Eskiden insanlar, yemek kaynaklarının kıt olduğu bir çevrede yaşardı. Atalarımız vahşi hayvanları yakalayıp, onları yemek zorundaydı. Ancak aynı şey bizim için geçerli değil, yiyecekler bir yere kaçmıyor. Tıka basa yemek veya tabağındakini bitirmek gibi kalıplaşmış düşüncelerden uzaklaşmaya çalışın. Fizyolojik açlığınızın tamamlandığı nokta için midenizi kontrolsüzce doldurmanıza gerek yok.
“Hızlı bir şekilde zayıflamalıyım”
Bu düşünce tarzı, uzun dönemli amacınıza yönelik sorumluluğunuzu baltalıyor. Hızlı çözümlerden kalıcı yarar sağlamak çok zordur, vazgeçin.
Diyet bir yarış değildir, keyifli ve uzun soluklu bir maraton gibi düşünün. Küçük molalar ve ödüller olabilir. Unutmayın sizi mutsuz eden hiçbir şey, sağlığınıza fayda yaratmaz.
“Yemek beni mutlu ediyor”
Yalnızlık, depresyon ve kaygı gibi duygulardan kaçınmak için birçok insan yemeği koltuk değneği gibi kullanabiliyor.
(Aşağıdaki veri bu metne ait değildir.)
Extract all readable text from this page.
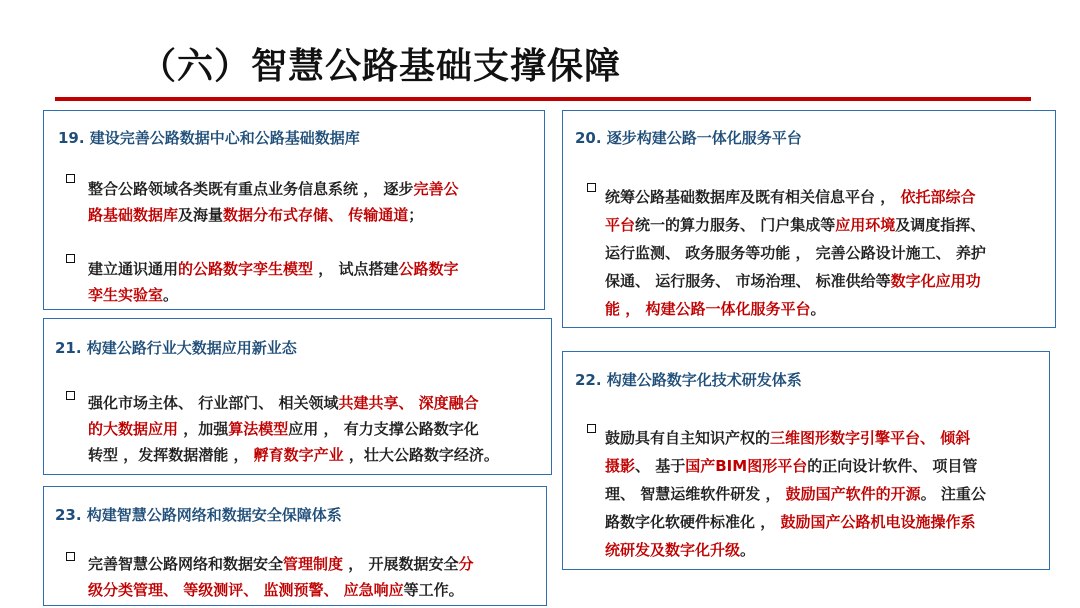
（六）智慧公路基础支撑保障
19. 建设完善公路数据中心和公路基础数据库
整合公路领域各类既有重点业务信息系统 ， 逐步完善公
路基础数据库及海量数据分布式存储、 传输通道；
建立通识通用的公路数字孪生模型 ， 试点搭建公路数字
孪生实验室。
20. 逐步构建公路一体化服务平台
统筹公路基础数据库及既有相关信息平台 ， 依托部综合
平台统一的算力服务、 门户集成等应用环境及调度指挥、
运行监测、 政务服务等功能 ， 完善公路设计施工、 养护
保通、 运行服务、 市场治理、 标准供给等数字化应用功
能 ， 构建公路一体化服务平台。
21. 构建公路行业大数据应用新业态
强化市场主体、 行业部门、 相关领域共建共享、 深度融合
的大数据应用 ，加强算法模型应用 ， 有力支撑公路数字化
转型 ，发挥数据潜能 ， 孵育数字产业 ，壮大公路数字经济。
22. 构建公路数字化技术研发体系
鼓励具有自主知识产权的三维图形数字引擎平台、 倾斜
摄影、 基于国产BIM图形平台的正向设计软件、 项目管
理、 智慧运维软件研发 ， 鼓励国产软件的开源。 注重公
路数字化软硬件标准化 ， 鼓励国产公路机电设施操作系
统研发及数字化升级。
23. 构建智慧公路网络和数据安全保障体系
完善智慧公路网络和数据安全管理制度 ， 开展数据安全分
级分类管理、 等级测评、 监测预警、 应急响应等工作。
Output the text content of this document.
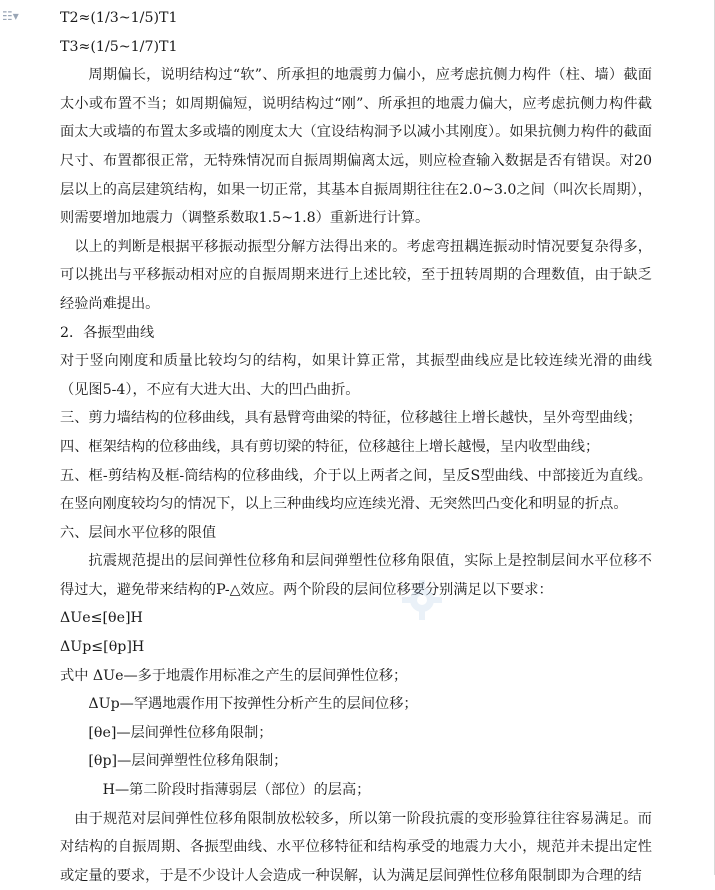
☷▾	T2≈(1/3~1/5)T1

T3≈(1/5~1/7)T1

周期偏长，说明结构过“软”、所承担的地震剪力偏小，应考虑抗侧力构件（柱、墙）截面太小或布置不当；如周期偏短，说明结构过“刚”、所承担的地震力偏大，应考虑抗侧力构件截面太大或墙的布置太多或墙的刚度太大（宜设结构洞予以减小其刚度）。如果抗侧力构件的截面尺寸、布置都很正常，无特殊情况而自振周期偏离太远，则应检查输入数据是否有错误。对20层以上的高层建筑结构，如果一切正常，其基本自振周期往往在2.0~3.0之间（叫次长周期），则需要增加地震力（调整系数取1.5~1.8）重新进行计算。

以上的判断是根据平移振动振型分解方法得出来的。考虑弯扭耦连振动时情况要复杂得多，可以挑出与平移振动相对应的自振周期来进行上述比较，至于扭转周期的合理数值，由于缺乏经验尚难提出。

2．各振型曲线

对于竖向刚度和质量比较均匀的结构，如果计算正常，其振型曲线应是比较连续光滑的曲线（见图5-4），不应有大进大出、大的凹凸曲折。

三、剪力墙结构的位移曲线，具有悬臂弯曲梁的特征，位移越往上增长越快，呈外弯型曲线；

四、框架结构的位移曲线，具有剪切梁的特征，位移越往上增长越慢，呈内收型曲线；

五、框-剪结构及框-筒结构的位移曲线，介于以上两者之间，呈反S型曲线、中部接近为直线。在竖向刚度较均匀的情况下，以上三种曲线均应连续光滑、无突然凹凸变化和明显的折点。

六、层间水平位移的限值

抗震规范提出的层间弹性位移角和层间弹塑性位移角限值，实际上是控制层间水平位移不得过大，避免带来结构的P-△效应。两个阶段的层间位移要分别满足以下要求：

ΔUe≤[θe]H

ΔUp≤[θp]H

式中 ΔUe—多于地震作用标准之产生的层间弹性位移；

ΔUp—罕遇地震作用下按弹性分析产生的层间位移；

[θe]—层间弹性位移角限制；

[θp]—层间弹塑性位移角限制；

H—第二阶段时指薄弱层（部位）的层高；

由于规范对层间弹性位移角限制放松较多，所以第一阶段抗震的变形验算往往容易满足。而对结构的自振周期、各振型曲线、水平位移特征和结构承受的地震力大小，规范并未提出定性或定量的要求，于是不少设计人会造成一种误解，认为满足层间弹性位移角限制即为合理的结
Yağlı, şekerli besinler anlık rahatlık sağlar ve diğer olaylardan uzaklaşmanıza destek olur. Ancak sorunun üzerini kapamak yerine anlamak ve çözüme yönelik adımlar atmak gerekir. Kendinizi gözden geçirin ve ihtiyacınız varsa terapistten destek alın.
“Ya hep ya hiç”
Hata yapmak, diyeti bozmak ve aşırı kilolu olmak hayal edilebilecek en kötü şey gibi görünebilir ama böyle düşünmeyin. Bu duygu sizi kontrolsüz ve umutsuz hale getirebiliyor. Farklı konulardaki başarılarınızı hatırlayın ve güveninizi tazeleyin. Battı balık yan gitmez! ‘Şimdi neyi daha iyi yapabilirim’ diye
düşünün.
Motive olun!
Kendinizi motive edebilmek için, eski fotoğraflarınıza bakın, en kilolu veya en zayıf olduğunuz zamanlarda fotoğraflarınız varsa, onu her zaman
görebileceğiniz ve fit olma isteğinizi hatırlatacak bir yere koyun. İçine girmek istediğiniz kıyafetlerinizi ara ara deneyin ve gelişmeyi takip edin.
Evin belirli yerlerine sizi motive edecek notlar yazın. Özellikle buzdolabının veya kilerin üzerindeki notlar, kaçamak yapma ihtimalinizi azaltabilir.